In a hyper-digitalized environment, digital technologies facilitate, amplify and accelerate economic and societal development. At the same time, these technologies drive novel concepts for perpetrating hostile and malicious acts, creating new risks related to weapons technologies used in physical conflict.
Digital developments have the potential to radically alter conventional arms balances, increase prospects of traditional armed conflict and seriously undermine nuclear stability. For instance, networked warfare opens the possibility that nuclear command and control systems could be hacked by cyber means, including by third parties with malicious intent.
Digital developments have the potential to radically alter conventional arms balances, increase prospects of traditional armed conflict, and seriously undermine nuclear stability.
At the UN, multilateral efforts within the field of disarmament and nonproliferation have focused largely on the regulation or prohibition of the use of specific weapons. Multilateral discussions in the area of information and communications technologies (ICT), on the other hand, have concentrated on regulating the behavior of states instead of the technologies themselves. This ensures that agreed measures remain applicable and are future-proofed in the face of often rapid technological developments.
Over the past 16 years, through intergovernmental processes under the UN General Assembly, countries have agreed to be guided in their use of ICT by an initial framework, which includes affirming that international law, in particular the United Nations Charter, applies in the use of these technologies, a suite of voluntary, non-binding norms of responsible state behavior, as well as concrete sets of confidence- and capacity-building measures.
More efforts must be undertaken. States carry a primary responsibility for maintaining international security, including in cyberspace. However, as digital technologies permeate every aspect of our societies, states cannot shoulder the burden alone. Other stakeholders bring unique perspectives and expertise and have a growing role as well as responsibility to join with states in ensuring digital peace. The UN stands ready to continue doing its part.
Izumi Nakamitsu assumed her position as United Nations undersecretary-general and high representative for disarmament affairs on May 1, 2017. Prior to taking on this post, she served as assistant administrator of the crisis response unit at the UN Development Program (UNDP) since 2014.
She has many years of experience within and outside the UN system, most recently as special adviser ad interim on follow-up to the Summit on Addressing Large Movements of Refugees and Migrants between 2016 and 2017. She was previously director of the Asia and the Middle East division of the UN Department of Peacekeeping Operations between 2012 and 2014, and director of the department’s Division of Policy, Evaluation and Training from 2008 to 2012.

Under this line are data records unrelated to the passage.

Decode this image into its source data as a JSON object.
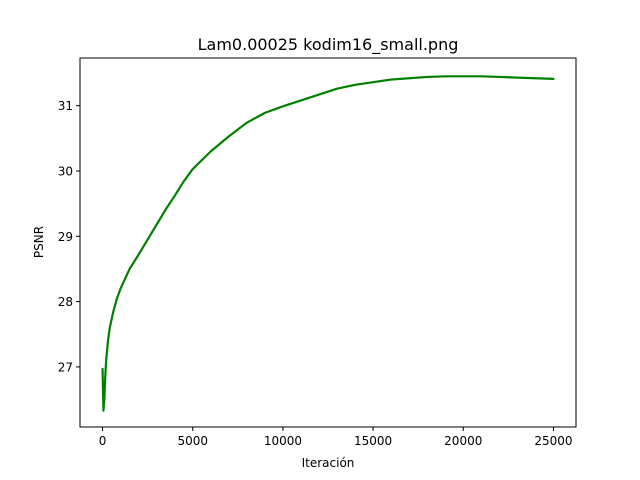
{
  "chart_data": {
    "type": "line",
    "title": "Lam0.00025 kodim16_small.png",
    "xlabel": "Iteración",
    "ylabel": "PSNR",
    "xlim": [
      -1250,
      26250
    ],
    "ylim": [
      26.08,
      31.73
    ],
    "xticks": [
      0,
      5000,
      10000,
      15000,
      20000,
      25000
    ],
    "xtick_labels": [
      "0",
      "5000",
      "10000",
      "15000",
      "20000",
      "25000"
    ],
    "yticks": [
      27,
      28,
      29,
      30,
      31
    ],
    "ytick_labels": [
      "27",
      "28",
      "29",
      "30",
      "31"
    ],
    "grid": false,
    "legend": null,
    "series": [
      {
        "color": "#008000",
        "x": [
          0,
          50,
          100,
          150,
          200,
          300,
          400,
          600,
          800,
          1000,
          1500,
          2000,
          2500,
          3000,
          3500,
          4000,
          4500,
          5000,
          6000,
          7000,
          8000,
          9000,
          10000,
          11000,
          12000,
          13000,
          14000,
          15000,
          16000,
          17000,
          18000,
          19000,
          20000,
          21000,
          22000,
          23000,
          24000,
          25000
        ],
        "y": [
          26.97,
          26.33,
          26.5,
          26.85,
          27.1,
          27.4,
          27.6,
          27.85,
          28.05,
          28.2,
          28.5,
          28.72,
          28.95,
          29.18,
          29.41,
          29.62,
          29.84,
          30.03,
          30.3,
          30.53,
          30.74,
          30.89,
          30.99,
          31.08,
          31.17,
          31.26,
          31.32,
          31.36,
          31.4,
          31.42,
          31.44,
          31.45,
          31.45,
          31.45,
          31.44,
          31.43,
          31.42,
          31.41
        ]
      }
    ]
  }
}
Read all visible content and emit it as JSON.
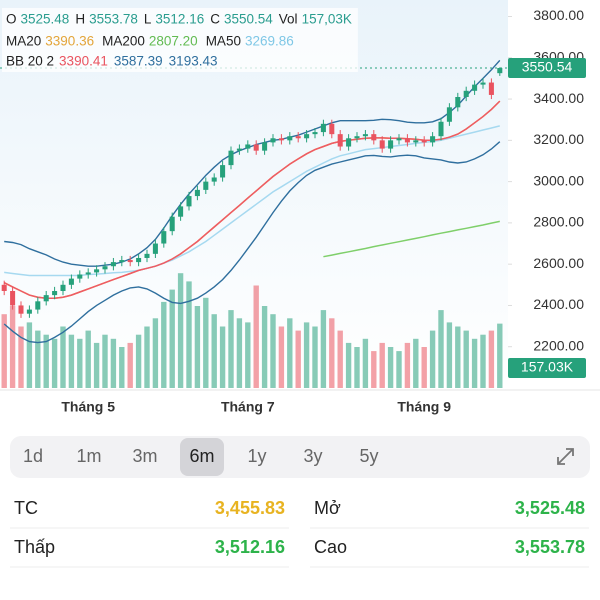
{
  "header": {
    "ohlc": [
      {
        "label": "O",
        "value": "3525.48"
      },
      {
        "label": "H",
        "value": "3553.78"
      },
      {
        "label": "L",
        "value": "3512.16"
      },
      {
        "label": "C",
        "value": "3550.54"
      },
      {
        "label": "Vol",
        "value": "157,03K"
      }
    ],
    "value_color": "#2a9d8f",
    "ma_values": [
      "3390.36",
      "2807.20",
      "3269.86"
    ],
    "ma_value_colors": [
      "#e3a53a",
      "#62bb52",
      "#7fc7e6"
    ],
    "bb_label": "BB 20 2",
    "bb_values": [
      "3390.41",
      "3587.39",
      "3193.43"
    ],
    "bb_value_colors": [
      "#e9535f",
      "#2f6f9e",
      "#2f6f9e"
    ]
  },
  "chart_data": {
    "type": "candlestick",
    "categories": [
      null,
      null,
      null,
      null,
      null,
      null,
      null,
      null,
      null,
      null,
      "Tháng 5",
      null,
      null,
      null,
      null,
      null,
      null,
      null,
      null,
      null,
      null,
      null,
      null,
      null,
      null,
      null,
      null,
      null,
      null,
      "Tháng 7",
      null,
      null,
      null,
      null,
      null,
      null,
      null,
      null,
      null,
      null,
      null,
      null,
      null,
      null,
      null,
      null,
      null,
      null,
      null,
      null,
      "Tháng 9",
      null,
      null,
      null,
      null,
      null,
      null,
      null,
      null,
      null
    ],
    "open": [
      2500,
      2470,
      2400,
      2360,
      2380,
      2420,
      2450,
      2470,
      2500,
      2530,
      2550,
      2560,
      2575,
      2590,
      2610,
      2620,
      2610,
      2630,
      2650,
      2700,
      2760,
      2830,
      2880,
      2930,
      2960,
      3000,
      3020,
      3080,
      3150,
      3160,
      3180,
      3150,
      3190,
      3210,
      3200,
      3220,
      3210,
      3230,
      3240,
      3280,
      3230,
      3170,
      3210,
      3220,
      3230,
      3200,
      3160,
      3200,
      3210,
      3190,
      3200,
      3190,
      3220,
      3290,
      3360,
      3410,
      3440,
      3470,
      3480,
      3525.48
    ],
    "high": [
      2520,
      2490,
      2420,
      2400,
      2440,
      2470,
      2490,
      2520,
      2550,
      2570,
      2580,
      2595,
      2610,
      2630,
      2640,
      2640,
      2650,
      2670,
      2720,
      2780,
      2850,
      2900,
      2950,
      2980,
      3020,
      3040,
      3100,
      3170,
      3180,
      3200,
      3200,
      3210,
      3230,
      3230,
      3240,
      3240,
      3250,
      3260,
      3300,
      3300,
      3250,
      3230,
      3240,
      3250,
      3250,
      3220,
      3220,
      3230,
      3230,
      3220,
      3220,
      3240,
      3310,
      3380,
      3430,
      3460,
      3490,
      3500,
      3500,
      3553.78
    ],
    "low": [
      2450,
      2380,
      2340,
      2340,
      2360,
      2400,
      2430,
      2450,
      2480,
      2510,
      2530,
      2540,
      2555,
      2570,
      2590,
      2590,
      2590,
      2610,
      2630,
      2680,
      2740,
      2810,
      2860,
      2910,
      2940,
      2980,
      3000,
      3060,
      3130,
      3140,
      3130,
      3130,
      3170,
      3180,
      3180,
      3190,
      3190,
      3210,
      3220,
      3210,
      3150,
      3150,
      3190,
      3200,
      3180,
      3140,
      3140,
      3180,
      3170,
      3170,
      3170,
      3170,
      3200,
      3270,
      3340,
      3390,
      3420,
      3450,
      3400,
      3512.16
    ],
    "close": [
      2470,
      2400,
      2360,
      2380,
      2420,
      2450,
      2470,
      2500,
      2530,
      2550,
      2560,
      2575,
      2590,
      2610,
      2620,
      2610,
      2630,
      2650,
      2700,
      2760,
      2830,
      2880,
      2930,
      2960,
      3000,
      3020,
      3080,
      3150,
      3160,
      3180,
      3150,
      3190,
      3210,
      3200,
      3220,
      3210,
      3230,
      3240,
      3280,
      3230,
      3170,
      3210,
      3220,
      3230,
      3200,
      3160,
      3200,
      3210,
      3190,
      3200,
      3190,
      3220,
      3290,
      3360,
      3410,
      3440,
      3470,
      3480,
      3420,
      3550.54
    ],
    "up_color": "#26a17b",
    "down_color": "#e9535f",
    "volume": [
      180,
      200,
      150,
      160,
      140,
      130,
      120,
      150,
      130,
      120,
      140,
      110,
      130,
      120,
      100,
      110,
      130,
      150,
      170,
      210,
      240,
      280,
      260,
      200,
      220,
      180,
      150,
      190,
      170,
      160,
      250,
      200,
      180,
      150,
      170,
      140,
      160,
      150,
      190,
      170,
      140,
      110,
      100,
      120,
      90,
      110,
      100,
      90,
      110,
      120,
      100,
      140,
      190,
      160,
      150,
      140,
      120,
      130,
      140,
      157.03
    ],
    "volume_lim": [
      0,
      400
    ],
    "volume_tag": "157.03K",
    "series": [
      {
        "name": "MA20",
        "color": "#e3a53a",
        "values": [
          2510,
          2490,
          2470,
          2450,
          2440,
          2435,
          2435,
          2440,
          2450,
          2465,
          2480,
          2495,
          2510,
          2525,
          2540,
          2555,
          2570,
          2580,
          2590,
          2605,
          2625,
          2650,
          2680,
          2710,
          2745,
          2780,
          2815,
          2850,
          2885,
          2920,
          2955,
          2990,
          3025,
          3055,
          3085,
          3110,
          3135,
          3155,
          3170,
          3185,
          3195,
          3200,
          3205,
          3210,
          3212,
          3212,
          3210,
          3210,
          3208,
          3205,
          3200,
          3200,
          3205,
          3215,
          3230,
          3255,
          3285,
          3315,
          3350,
          3390.36
        ]
      },
      {
        "name": "MA200",
        "color": "#7fcf6a",
        "values": [
          null,
          null,
          null,
          null,
          null,
          null,
          null,
          null,
          null,
          null,
          null,
          null,
          null,
          null,
          null,
          null,
          null,
          null,
          null,
          null,
          null,
          null,
          null,
          null,
          null,
          null,
          null,
          null,
          null,
          null,
          null,
          null,
          null,
          null,
          null,
          null,
          null,
          null,
          2636,
          2644,
          2652,
          2660,
          2668,
          2676,
          2685,
          2693,
          2701,
          2709,
          2717,
          2725,
          2733,
          2742,
          2750,
          2758,
          2766,
          2774,
          2782,
          2790,
          2799,
          2807.2
        ]
      },
      {
        "name": "MA50",
        "color": "#a6d9f0",
        "values": [
          2560,
          2555,
          2550,
          2545,
          2545,
          2545,
          2545,
          2545,
          2545,
          2545,
          2550,
          2552,
          2555,
          2558,
          2560,
          2565,
          2570,
          2580,
          2590,
          2605,
          2620,
          2640,
          2660,
          2685,
          2710,
          2740,
          2770,
          2800,
          2830,
          2860,
          2890,
          2920,
          2950,
          2975,
          3000,
          3025,
          3050,
          3070,
          3090,
          3110,
          3125,
          3135,
          3145,
          3155,
          3160,
          3165,
          3170,
          3175,
          3180,
          3185,
          3190,
          3195,
          3200,
          3210,
          3220,
          3230,
          3240,
          3250,
          3260,
          3269.86
        ]
      }
    ],
    "bands": {
      "mid_color": "#ef5a65",
      "color": "#2f6f9e",
      "upper": [
        2710,
        2705,
        2695,
        2675,
        2660,
        2645,
        2625,
        2610,
        2600,
        2595,
        2590,
        2590,
        2595,
        2600,
        2610,
        2625,
        2650,
        2680,
        2720,
        2775,
        2835,
        2890,
        2940,
        2985,
        3030,
        3070,
        3105,
        3130,
        3150,
        3165,
        3180,
        3190,
        3200,
        3205,
        3215,
        3225,
        3240,
        3255,
        3270,
        3285,
        3295,
        3295,
        3295,
        3295,
        3297,
        3302,
        3300,
        3295,
        3288,
        3285,
        3285,
        3290,
        3305,
        3335,
        3370,
        3415,
        3460,
        3500,
        3542,
        3587.39
      ],
      "lower": [
        2310,
        2275,
        2245,
        2225,
        2220,
        2225,
        2245,
        2270,
        2300,
        2335,
        2370,
        2400,
        2425,
        2450,
        2470,
        2485,
        2490,
        2480,
        2460,
        2435,
        2415,
        2410,
        2420,
        2435,
        2460,
        2490,
        2525,
        2570,
        2620,
        2675,
        2730,
        2790,
        2850,
        2905,
        2955,
        2995,
        3030,
        3055,
        3070,
        3085,
        3095,
        3105,
        3115,
        3125,
        3127,
        3122,
        3120,
        3125,
        3128,
        3125,
        3115,
        3110,
        3105,
        3095,
        3090,
        3095,
        3110,
        3130,
        3158,
        3193.43
      ]
    },
    "ylim": [
      2000,
      3880
    ],
    "yticks": [
      {
        "value": 3800,
        "label": "3800.00"
      },
      {
        "value": 3600,
        "label": "3600.00"
      },
      {
        "value": 3400,
        "label": "3400.00"
      },
      {
        "value": 3200,
        "label": "3200.00"
      },
      {
        "value": 3000,
        "label": "3000.00"
      },
      {
        "value": 2800,
        "label": "2800.00"
      },
      {
        "value": 2600,
        "label": "2600.00"
      },
      {
        "value": 2400,
        "label": "2400.00"
      },
      {
        "value": 2200,
        "label": "2200.00"
      }
    ]
  },
  "ranges": [
    "1d",
    "1m",
    "3m",
    "6m",
    "1y",
    "3y",
    "5y"
  ],
  "selected_range": 3,
  "stats": [
    [
      {
        "label": "TC",
        "value": "3,455.83",
        "color": "#e8b321"
      },
      {
        "label": "Mở",
        "value": "3,525.48",
        "color": "#2db34a"
      }
    ],
    [
      {
        "label": "Thấp",
        "value": "3,512.16",
        "color": "#2db34a"
      },
      {
        "label": "Cao",
        "value": "3,553.78",
        "color": "#2db34a"
      }
    ]
  ]
}
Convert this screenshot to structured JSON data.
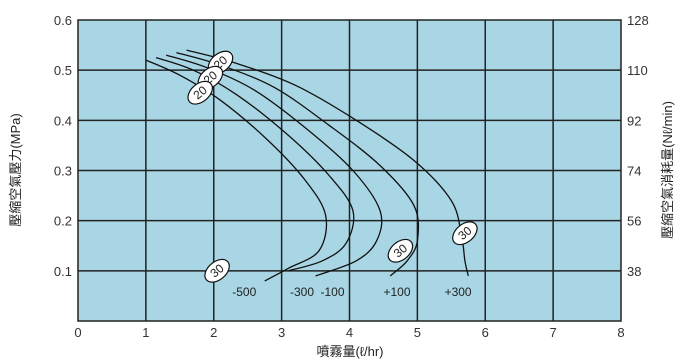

Between 2005 and 2008, Nakamitsu was professor of international relations at Hitotsubashi University in Tokyo, where she also served as a member of the Foreign Exchange Council to Japan’s foreign minister and as a visiting senior adviser on peacebuilding at the Japan International Cooperation Agency. Between 1998 and 2004, she was the chef de cabinet and director of planning and coordination at the International Institute for Democracy and Electoral Assistance, based in Stockholm.
Earlier in her career, Nakamitsu was a member of the UN Reform Team of former Secretary-General Kofi Annan. She also held positions with the Office of the United Nations High Commissioner for Refugees (UNHCR), including within the office of Assistant High Commissioner for Policy and Operations Sergio Vieira de Mello, and in UNHCR field operations in the former Yugoslavia, Turkey and northern Iraq.
Born in 1963, Nakamitsu holds a Master of Science degree in foreign service from Georgetown University in Washington, and a Bachelor of Law degree from Waseda University in Tokyo.
She is married and has two daughters.